The Obama administration hopes to reduce the deficit ... apparently after it bankrupts the Treasury.
The federal government said Wednesday that it will take majority control of troubled auto lender GMAC and provide an additional $3.8 billion in aid to the company, which has been unable to raise from private investors the money it needs to staunch its losses.
The Treasury Department has said for months that GMAC would need more federal money, but the decision to increase the government's ownership stake came as a surprise, cutting against the grain of the Obama administration's recent efforts to wind down its bailout of large banks.

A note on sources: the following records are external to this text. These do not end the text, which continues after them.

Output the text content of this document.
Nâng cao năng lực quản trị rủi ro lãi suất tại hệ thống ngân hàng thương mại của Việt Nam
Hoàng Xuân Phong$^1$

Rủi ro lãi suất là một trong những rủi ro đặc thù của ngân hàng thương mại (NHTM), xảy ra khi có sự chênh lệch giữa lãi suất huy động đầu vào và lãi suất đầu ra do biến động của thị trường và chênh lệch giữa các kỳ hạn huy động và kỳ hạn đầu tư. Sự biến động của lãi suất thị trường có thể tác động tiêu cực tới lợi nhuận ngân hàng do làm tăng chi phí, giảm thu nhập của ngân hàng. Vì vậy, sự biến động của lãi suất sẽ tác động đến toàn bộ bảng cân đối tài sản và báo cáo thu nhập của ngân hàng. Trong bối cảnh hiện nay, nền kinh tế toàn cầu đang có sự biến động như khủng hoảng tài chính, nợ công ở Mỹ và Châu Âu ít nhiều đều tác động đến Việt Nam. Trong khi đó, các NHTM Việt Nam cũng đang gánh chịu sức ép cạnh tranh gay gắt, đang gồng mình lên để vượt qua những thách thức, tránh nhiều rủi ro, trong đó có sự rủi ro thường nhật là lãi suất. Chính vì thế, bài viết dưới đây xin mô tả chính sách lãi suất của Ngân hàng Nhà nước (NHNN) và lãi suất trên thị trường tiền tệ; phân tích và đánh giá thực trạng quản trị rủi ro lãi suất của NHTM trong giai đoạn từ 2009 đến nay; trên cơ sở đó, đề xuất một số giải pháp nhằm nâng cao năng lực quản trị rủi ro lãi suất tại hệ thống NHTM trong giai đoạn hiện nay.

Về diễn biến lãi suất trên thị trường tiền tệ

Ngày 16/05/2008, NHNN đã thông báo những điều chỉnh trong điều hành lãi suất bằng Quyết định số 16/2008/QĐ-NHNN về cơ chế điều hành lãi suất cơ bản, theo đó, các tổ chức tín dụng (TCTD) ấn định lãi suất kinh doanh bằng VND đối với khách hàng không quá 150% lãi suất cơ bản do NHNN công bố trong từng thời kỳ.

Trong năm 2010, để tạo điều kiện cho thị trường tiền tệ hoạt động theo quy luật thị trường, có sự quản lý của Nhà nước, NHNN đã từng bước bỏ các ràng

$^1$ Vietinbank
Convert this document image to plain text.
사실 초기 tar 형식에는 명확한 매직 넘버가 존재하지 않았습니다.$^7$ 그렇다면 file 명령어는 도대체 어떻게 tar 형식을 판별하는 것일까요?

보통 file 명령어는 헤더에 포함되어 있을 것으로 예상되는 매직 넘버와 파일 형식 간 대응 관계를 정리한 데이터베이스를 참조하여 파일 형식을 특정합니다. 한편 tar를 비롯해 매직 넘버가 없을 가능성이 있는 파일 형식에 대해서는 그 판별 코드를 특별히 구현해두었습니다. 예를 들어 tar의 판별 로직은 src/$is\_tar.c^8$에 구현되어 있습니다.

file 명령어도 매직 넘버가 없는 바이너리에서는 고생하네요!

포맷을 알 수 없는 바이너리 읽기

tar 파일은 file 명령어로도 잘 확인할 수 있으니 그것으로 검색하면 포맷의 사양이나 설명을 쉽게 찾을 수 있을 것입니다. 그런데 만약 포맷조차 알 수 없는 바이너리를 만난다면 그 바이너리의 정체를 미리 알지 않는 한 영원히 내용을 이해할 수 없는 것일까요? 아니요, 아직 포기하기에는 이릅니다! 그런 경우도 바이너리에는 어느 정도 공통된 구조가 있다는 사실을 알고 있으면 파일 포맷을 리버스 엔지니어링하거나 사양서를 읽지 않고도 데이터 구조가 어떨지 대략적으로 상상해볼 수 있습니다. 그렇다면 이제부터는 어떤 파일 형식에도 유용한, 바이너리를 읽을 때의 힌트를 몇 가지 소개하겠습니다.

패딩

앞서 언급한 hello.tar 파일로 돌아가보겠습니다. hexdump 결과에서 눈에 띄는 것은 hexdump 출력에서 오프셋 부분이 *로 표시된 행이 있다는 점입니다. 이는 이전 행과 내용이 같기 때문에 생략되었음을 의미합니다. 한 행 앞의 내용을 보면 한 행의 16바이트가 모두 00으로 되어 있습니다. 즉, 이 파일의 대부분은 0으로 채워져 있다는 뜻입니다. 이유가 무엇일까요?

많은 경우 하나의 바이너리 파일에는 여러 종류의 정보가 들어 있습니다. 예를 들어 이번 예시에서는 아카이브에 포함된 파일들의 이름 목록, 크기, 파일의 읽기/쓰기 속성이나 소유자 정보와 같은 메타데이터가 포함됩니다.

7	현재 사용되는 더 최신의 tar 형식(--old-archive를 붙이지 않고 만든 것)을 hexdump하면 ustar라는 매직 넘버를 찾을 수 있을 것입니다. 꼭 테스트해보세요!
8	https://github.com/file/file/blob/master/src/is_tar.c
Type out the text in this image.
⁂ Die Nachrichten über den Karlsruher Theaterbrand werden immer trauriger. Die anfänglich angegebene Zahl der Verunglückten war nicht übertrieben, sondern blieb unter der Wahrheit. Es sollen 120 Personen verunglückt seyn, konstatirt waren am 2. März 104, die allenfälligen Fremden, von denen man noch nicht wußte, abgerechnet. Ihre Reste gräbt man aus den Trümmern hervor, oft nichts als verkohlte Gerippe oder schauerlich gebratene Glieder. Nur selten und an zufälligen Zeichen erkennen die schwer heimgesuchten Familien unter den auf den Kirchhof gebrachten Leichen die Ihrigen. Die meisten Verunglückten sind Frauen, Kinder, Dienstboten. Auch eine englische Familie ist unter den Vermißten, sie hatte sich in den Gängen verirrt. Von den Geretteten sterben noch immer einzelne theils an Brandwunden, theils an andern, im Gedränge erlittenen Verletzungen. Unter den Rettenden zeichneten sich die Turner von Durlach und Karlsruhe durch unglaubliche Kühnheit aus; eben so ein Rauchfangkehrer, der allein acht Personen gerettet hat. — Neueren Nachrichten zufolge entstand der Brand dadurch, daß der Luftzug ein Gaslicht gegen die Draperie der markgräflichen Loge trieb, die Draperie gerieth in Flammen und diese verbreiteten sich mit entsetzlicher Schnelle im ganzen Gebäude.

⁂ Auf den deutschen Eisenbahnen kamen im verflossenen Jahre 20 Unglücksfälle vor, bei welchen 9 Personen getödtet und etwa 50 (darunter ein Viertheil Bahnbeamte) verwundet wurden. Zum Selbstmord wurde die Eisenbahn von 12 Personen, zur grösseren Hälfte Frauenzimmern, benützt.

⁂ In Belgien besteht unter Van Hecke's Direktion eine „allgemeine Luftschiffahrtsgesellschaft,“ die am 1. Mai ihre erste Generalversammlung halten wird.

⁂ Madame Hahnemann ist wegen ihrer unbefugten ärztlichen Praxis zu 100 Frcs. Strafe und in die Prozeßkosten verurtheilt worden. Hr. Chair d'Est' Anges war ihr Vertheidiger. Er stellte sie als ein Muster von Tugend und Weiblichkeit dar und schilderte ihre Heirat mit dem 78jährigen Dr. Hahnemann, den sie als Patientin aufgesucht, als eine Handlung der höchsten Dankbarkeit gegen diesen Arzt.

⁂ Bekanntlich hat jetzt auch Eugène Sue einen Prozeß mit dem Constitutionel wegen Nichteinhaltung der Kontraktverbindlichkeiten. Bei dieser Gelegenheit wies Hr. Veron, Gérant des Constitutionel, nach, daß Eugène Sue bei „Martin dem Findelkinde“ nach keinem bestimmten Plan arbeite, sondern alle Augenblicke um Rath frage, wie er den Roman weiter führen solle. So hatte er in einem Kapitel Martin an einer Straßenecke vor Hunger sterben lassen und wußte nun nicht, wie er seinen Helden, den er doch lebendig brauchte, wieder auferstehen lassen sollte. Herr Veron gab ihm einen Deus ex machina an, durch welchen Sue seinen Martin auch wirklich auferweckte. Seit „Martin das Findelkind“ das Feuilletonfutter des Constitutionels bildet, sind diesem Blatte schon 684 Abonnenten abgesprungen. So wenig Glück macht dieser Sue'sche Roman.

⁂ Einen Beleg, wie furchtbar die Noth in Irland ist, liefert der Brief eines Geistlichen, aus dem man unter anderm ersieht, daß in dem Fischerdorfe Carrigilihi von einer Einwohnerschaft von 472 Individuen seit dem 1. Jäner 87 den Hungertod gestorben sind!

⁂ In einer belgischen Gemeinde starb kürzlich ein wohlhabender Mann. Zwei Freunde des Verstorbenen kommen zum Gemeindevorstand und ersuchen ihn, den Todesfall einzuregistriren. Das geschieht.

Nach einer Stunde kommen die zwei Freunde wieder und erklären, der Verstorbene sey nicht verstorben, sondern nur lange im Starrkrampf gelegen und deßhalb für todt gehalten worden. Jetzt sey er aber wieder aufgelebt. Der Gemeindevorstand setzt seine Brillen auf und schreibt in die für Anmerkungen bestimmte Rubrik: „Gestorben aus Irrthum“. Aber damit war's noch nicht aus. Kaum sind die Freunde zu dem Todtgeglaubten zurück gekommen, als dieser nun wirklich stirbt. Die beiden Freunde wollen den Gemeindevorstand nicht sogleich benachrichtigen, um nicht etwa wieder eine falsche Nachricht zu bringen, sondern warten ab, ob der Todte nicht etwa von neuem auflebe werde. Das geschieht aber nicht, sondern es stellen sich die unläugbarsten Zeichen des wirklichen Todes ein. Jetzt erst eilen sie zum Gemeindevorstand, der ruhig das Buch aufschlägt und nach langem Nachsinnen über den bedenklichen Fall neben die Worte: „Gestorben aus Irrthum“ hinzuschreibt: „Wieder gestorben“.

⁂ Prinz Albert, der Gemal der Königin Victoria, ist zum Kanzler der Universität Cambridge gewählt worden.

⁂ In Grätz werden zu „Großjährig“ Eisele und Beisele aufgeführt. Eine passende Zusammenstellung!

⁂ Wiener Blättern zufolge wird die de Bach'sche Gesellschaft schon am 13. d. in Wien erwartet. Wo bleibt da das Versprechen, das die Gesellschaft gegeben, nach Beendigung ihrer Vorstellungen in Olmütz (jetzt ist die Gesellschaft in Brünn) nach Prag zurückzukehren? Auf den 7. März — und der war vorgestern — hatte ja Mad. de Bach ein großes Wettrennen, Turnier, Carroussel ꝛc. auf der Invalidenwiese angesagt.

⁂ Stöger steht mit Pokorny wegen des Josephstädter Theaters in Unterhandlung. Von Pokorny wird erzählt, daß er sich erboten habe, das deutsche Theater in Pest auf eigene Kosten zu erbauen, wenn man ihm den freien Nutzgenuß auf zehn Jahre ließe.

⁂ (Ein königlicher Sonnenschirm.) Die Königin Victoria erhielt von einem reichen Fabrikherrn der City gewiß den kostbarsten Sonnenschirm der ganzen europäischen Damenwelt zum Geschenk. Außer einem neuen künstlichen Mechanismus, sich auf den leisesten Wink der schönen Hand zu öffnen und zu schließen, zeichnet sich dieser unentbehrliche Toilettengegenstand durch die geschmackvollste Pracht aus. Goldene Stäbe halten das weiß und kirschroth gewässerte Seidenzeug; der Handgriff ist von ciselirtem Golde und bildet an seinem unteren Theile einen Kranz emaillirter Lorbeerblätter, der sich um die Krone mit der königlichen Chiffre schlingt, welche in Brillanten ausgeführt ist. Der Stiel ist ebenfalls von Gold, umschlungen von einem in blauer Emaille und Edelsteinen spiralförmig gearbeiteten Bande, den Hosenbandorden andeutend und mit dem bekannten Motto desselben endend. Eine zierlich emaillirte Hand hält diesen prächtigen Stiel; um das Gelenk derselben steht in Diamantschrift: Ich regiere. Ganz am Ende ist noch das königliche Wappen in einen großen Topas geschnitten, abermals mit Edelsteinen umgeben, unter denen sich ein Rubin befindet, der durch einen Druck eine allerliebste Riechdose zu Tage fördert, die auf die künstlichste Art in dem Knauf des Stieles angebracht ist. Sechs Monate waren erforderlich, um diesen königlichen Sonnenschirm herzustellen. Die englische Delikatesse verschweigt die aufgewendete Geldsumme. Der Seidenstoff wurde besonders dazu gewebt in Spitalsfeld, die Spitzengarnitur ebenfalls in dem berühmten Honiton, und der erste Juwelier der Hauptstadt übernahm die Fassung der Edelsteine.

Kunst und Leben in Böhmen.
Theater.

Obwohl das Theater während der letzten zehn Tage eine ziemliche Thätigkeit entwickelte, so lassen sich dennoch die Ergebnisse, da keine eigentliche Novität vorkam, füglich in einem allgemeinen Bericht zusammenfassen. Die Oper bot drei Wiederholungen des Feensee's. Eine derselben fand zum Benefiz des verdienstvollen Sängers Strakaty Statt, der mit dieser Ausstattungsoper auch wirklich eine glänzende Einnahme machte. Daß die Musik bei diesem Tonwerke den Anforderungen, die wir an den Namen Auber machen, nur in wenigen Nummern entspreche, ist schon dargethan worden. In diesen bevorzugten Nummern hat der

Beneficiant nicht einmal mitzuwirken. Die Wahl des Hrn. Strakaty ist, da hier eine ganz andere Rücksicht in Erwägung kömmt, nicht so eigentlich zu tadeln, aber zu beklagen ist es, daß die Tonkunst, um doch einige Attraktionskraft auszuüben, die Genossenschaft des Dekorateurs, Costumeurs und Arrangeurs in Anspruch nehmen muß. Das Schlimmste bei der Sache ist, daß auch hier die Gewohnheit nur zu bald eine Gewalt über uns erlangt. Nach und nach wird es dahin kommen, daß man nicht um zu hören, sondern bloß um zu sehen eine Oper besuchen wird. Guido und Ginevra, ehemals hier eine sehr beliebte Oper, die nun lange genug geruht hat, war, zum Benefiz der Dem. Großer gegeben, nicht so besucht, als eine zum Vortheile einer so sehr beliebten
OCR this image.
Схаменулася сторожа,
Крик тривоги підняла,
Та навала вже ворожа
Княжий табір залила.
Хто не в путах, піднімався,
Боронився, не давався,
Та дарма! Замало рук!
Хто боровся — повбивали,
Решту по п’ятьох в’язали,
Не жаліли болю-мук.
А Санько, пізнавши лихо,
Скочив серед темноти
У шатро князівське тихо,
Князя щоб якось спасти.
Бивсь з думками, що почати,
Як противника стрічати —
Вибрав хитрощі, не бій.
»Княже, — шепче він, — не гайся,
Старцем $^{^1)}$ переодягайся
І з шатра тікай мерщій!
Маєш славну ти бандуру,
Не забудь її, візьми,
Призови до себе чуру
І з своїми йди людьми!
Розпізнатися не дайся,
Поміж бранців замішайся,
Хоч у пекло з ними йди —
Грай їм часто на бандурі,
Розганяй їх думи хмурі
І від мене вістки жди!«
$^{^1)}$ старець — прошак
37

What initially appeared to be a closing act now looks more like year-end portfolio rebalancing, with companies including Citigroup and Bank of America allowed to repay aid even as the government deepens its involvement in mortgage financiers Fannie Mae and Freddie Mac -- and now, GMAC.
The additional aid for GMAC underscores both its struggles and its importance to the administration's efforts to revive the auto industry. GMAC, which already has taken $12.5 billion in direct federal aid along with other forms of government support, is the largest lender to General Motors and Chrysler dealerships and to their customers.
Well, with a $12 trillion national debt, at least $10 trillion more red ink expected over the next decade, and $107 trillion in unfunded liabilities for Social Security and Medicare--as well as who knows how many trillions more in debt if health care "reform" passes--what's another $3.8 billion among friends?